Science Writing Prompts:

Science as Inquiry and Technology and Science in Social and Historical Perspectives

Funding Medical Research
  • Role: medical scientist
  • Audience: prospective donors
  • Format: fundraising letter
  • Topic: contribute money for research
  • Strong Verb: persuade
You are a medical scientist who is working to discover cures for different diseases. Your research requires special equipment and materials that are quite expensive. Write a fundraising letter to possible donors, persuading them to contribute money to your work.

Household Help
  • Role: you
  • Audience: engineering team
  • Format: drawings with labels and descriptions
  • Topic: a housecleaning machine
  • Strong Verb: explain
You are entering a mechanical design contest. You designing a machine that cleans the whole house! Create drawings of your machine, complete with labels and captions that explain how it works. If you win the design competition, an engineering team will build your machine.

Controlled Growth
  • Role: concerned citizen
  • Audience: city planner
  • Format: persuasive letter
  • Topic: reservoir isn't large enough to supply all the new homes and businesses under construction
  • Strong Verb: alert and persuade
As a concerned citizen, write a letter to the city planner, alerting him to the fact that the local reservoir isn't large enough to supple water to all the new homes and businesses under construction. In your letter, make a case for controlled growth and better urban planning.

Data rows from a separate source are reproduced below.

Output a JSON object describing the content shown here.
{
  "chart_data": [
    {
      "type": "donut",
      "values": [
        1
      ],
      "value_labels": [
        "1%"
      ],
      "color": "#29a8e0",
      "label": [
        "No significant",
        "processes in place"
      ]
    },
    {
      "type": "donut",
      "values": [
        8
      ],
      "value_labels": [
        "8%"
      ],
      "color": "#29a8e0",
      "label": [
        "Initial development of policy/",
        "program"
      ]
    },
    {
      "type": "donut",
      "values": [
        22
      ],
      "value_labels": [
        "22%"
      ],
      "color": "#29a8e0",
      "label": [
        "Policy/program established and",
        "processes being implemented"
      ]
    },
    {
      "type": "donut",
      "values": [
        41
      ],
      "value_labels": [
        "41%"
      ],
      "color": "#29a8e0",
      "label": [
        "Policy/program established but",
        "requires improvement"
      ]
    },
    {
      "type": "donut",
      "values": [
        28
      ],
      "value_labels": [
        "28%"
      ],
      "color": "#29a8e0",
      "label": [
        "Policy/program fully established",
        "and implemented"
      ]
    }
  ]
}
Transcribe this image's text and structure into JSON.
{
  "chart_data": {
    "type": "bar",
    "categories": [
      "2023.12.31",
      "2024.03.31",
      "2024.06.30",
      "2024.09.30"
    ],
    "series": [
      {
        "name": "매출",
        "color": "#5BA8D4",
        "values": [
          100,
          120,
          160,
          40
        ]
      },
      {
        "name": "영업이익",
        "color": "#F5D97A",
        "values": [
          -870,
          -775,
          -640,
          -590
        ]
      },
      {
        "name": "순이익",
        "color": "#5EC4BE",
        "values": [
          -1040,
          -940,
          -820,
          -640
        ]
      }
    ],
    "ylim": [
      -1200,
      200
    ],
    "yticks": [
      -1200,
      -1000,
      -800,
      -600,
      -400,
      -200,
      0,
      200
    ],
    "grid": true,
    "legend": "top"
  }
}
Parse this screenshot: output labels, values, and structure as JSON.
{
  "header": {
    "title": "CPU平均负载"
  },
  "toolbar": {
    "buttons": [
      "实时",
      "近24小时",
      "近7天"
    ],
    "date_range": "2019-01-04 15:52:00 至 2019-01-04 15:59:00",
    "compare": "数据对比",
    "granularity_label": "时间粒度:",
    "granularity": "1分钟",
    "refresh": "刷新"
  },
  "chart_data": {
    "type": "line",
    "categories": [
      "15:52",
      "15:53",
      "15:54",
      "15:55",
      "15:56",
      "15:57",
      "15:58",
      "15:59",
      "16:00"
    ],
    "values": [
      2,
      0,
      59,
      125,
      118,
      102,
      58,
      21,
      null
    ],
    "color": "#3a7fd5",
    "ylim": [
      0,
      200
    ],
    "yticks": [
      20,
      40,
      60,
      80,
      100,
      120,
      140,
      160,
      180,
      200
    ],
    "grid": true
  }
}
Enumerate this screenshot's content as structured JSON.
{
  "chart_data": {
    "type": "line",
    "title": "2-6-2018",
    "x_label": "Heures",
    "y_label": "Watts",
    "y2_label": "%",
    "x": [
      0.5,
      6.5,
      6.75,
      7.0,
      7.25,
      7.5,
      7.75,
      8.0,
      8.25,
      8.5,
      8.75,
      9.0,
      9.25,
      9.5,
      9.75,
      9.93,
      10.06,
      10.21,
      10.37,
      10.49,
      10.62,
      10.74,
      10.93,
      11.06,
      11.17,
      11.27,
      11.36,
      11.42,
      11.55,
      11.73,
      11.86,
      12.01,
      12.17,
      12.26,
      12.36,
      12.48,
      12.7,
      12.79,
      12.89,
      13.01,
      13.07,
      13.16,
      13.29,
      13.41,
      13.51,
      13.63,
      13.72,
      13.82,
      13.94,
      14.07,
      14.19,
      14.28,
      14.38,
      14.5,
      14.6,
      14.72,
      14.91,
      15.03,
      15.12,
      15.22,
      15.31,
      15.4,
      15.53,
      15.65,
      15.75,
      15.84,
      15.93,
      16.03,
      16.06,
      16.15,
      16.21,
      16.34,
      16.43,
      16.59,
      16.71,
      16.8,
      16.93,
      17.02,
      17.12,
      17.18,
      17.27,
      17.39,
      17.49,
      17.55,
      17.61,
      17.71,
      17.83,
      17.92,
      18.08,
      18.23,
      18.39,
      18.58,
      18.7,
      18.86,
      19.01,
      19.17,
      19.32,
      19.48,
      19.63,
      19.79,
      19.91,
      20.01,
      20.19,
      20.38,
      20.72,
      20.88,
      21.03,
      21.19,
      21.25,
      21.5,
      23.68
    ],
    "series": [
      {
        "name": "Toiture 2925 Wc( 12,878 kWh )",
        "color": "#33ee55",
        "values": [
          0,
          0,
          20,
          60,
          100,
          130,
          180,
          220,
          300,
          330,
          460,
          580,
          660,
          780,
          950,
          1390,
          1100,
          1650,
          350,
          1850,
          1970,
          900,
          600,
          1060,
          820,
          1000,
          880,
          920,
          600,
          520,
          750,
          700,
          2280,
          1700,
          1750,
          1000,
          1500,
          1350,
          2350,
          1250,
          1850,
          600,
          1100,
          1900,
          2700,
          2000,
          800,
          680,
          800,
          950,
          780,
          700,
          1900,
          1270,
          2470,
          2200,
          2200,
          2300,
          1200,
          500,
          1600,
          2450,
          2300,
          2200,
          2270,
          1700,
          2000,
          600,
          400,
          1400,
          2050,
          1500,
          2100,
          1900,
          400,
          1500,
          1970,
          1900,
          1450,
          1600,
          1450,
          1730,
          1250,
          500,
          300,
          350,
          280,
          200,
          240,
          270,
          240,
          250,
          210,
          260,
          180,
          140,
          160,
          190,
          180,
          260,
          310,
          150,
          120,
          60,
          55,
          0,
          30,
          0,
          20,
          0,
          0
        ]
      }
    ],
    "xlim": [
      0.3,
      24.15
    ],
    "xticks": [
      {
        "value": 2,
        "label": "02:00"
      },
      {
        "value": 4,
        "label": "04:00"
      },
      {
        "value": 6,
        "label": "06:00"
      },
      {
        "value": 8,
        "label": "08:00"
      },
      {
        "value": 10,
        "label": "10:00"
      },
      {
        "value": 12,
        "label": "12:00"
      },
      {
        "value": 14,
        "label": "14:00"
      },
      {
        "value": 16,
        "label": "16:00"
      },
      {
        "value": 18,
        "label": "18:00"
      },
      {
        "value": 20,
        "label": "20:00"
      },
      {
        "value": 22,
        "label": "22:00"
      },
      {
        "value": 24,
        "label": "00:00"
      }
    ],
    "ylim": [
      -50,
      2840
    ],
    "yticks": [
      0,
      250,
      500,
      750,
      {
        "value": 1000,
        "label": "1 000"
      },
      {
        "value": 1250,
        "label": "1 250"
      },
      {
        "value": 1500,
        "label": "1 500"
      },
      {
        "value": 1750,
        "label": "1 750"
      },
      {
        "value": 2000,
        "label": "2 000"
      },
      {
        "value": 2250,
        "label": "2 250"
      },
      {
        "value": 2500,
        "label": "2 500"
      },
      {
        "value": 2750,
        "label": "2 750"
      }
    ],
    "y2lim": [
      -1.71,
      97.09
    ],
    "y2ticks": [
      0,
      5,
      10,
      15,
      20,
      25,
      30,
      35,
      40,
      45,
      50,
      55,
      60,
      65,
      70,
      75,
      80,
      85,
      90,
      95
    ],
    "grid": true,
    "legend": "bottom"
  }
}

Greatest Scientist of All Time
  • Role: you
  • Audience: scientist from a past era
  • Format: written interview
  • Topic: the greatest contribution to science
  • Strong Verb: write and document
You have the opportunity to travel in a time machine into any past era of history. Choose a date and place to meet the person who, in your opinion, has made the greatest contibution to science. Write out the interview questions you will ask this scientist and document his or her answers. You will publish your interiew when you return to the present.

Science Writing Prompts: Additional Suggestions

From other sources can you develop a good prompt? Science writing flows naturally in the following formats, and you can use any or all of these to create additional science writing prompts:
  • lab and research reports
  • science journals and notebooks
  • descriptive, colorful posters and observations
  • detailed charts and graphs
  • creating hypotheses, writing directions, and outlining predictions
  • interacting with science magazines and biographies of influential scientists
  • unit essay questions
  • defining and illustrating vocabulary
Thinking and communicating as a scientist goes a long way in helping students understand and explain the workings of our fascinating world. Science writing prompts help your classes do just that!